With the recent events regarding Oasis app, the frontend of MakerDAO, which upgraded their smart contract to steal the funds from Wormhole hackers by using Oasis multisig wallet, it can be useful to understand how multisig wallets are used for some other protocols on Ethereum (ETH) blockchain:
- MakerDAO Oasis uses a multisig wallet to secure the funds held in its system. Specifically, the platform uses a 2-of-3 multisig wallet, meaning that any two out of the three designated keyholders must sign off on a transaction before it can be executed.
- Uniswap is a decentralized exchange protocol that allows users to trade ERC-20 tokens without the need for an intermediary. While Uniswap does use multisig for some functions, such as admin access to the protocol contract, it does not use multisig for control of user funds.
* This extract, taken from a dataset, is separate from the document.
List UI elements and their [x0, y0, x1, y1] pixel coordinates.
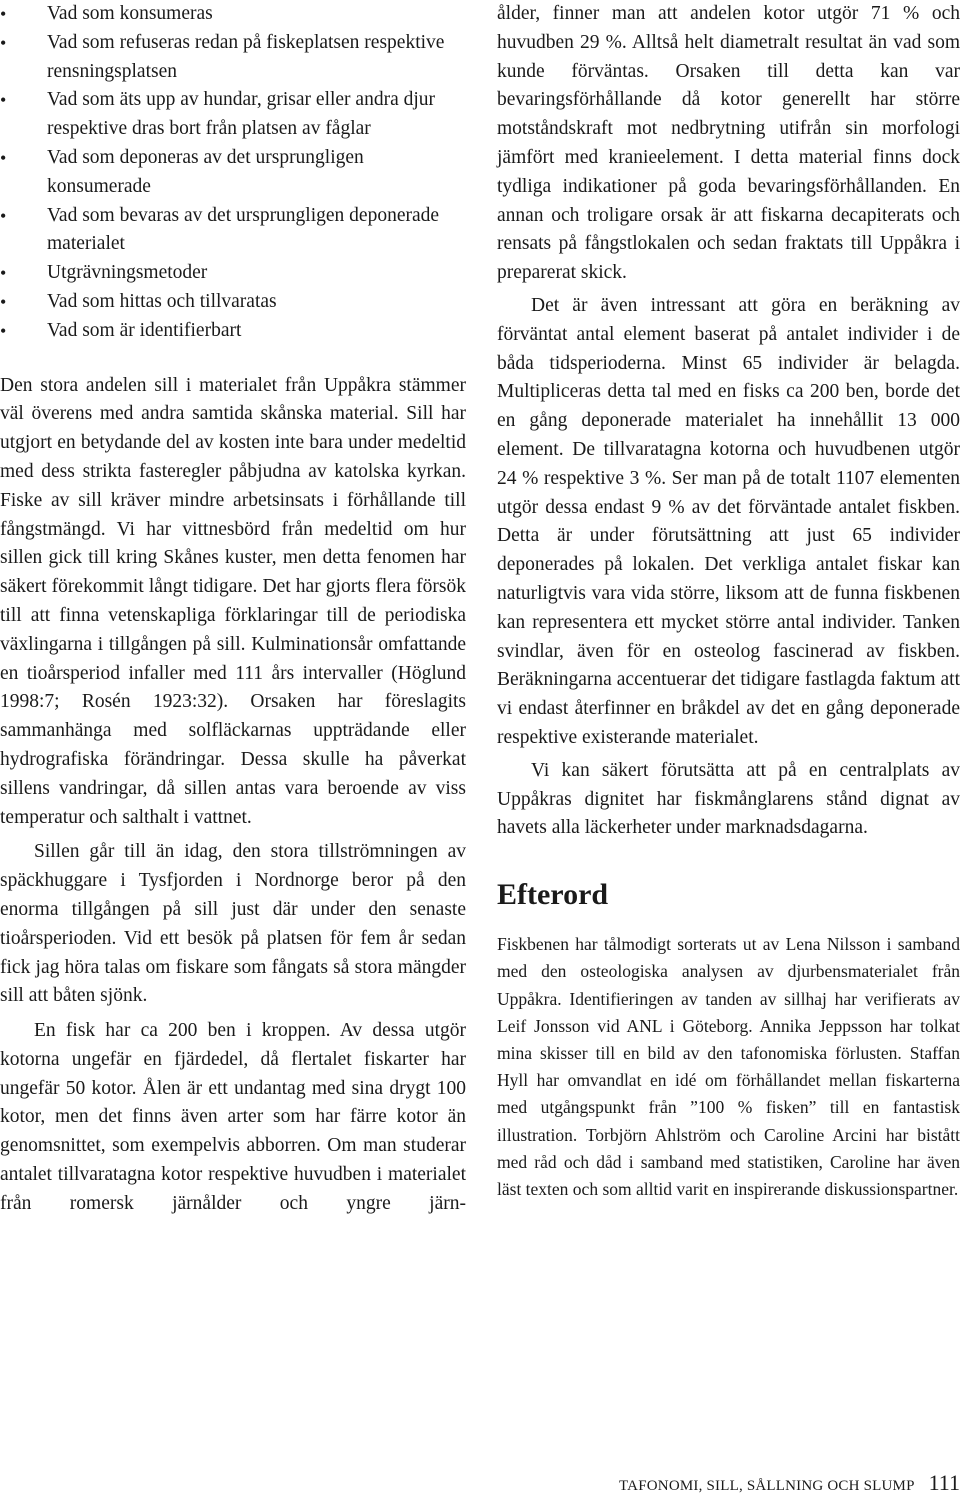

- Compound is a lending and borrowing platform that allows users to earn interest on their crypto assets. Similar to Uniswap, Compound uses multisig for some administrative functions, but not for control of user funds.
- Aave is another lending and borrowing platform that allows users to earn interest on their crypto assets. While Aave does use multisig for some functions, such as admin access to the protocol contract, it uses a non-multisig system for control of user funds.
Therefore, Uniswap, Compound and Aave do not use multisig for control of user funds like MakerDAO Oasis does. However, it does not mean that it is 100% sure, since all DeFi protocol have vulnerabilities. The safety can be assessed by checking several key points, like some independent websites do by applying the same methodology to all the protocols they analyse. One of them is defisafety.com. On this site, MakerDAO score is 81% whereas it is 94% for Aave. However, as usual, it is crucial to do your own research before investing in any DeFi protocol.
Disclaimer: this article does not contain any financial advice. The information is provided for general informational and educational purposes only.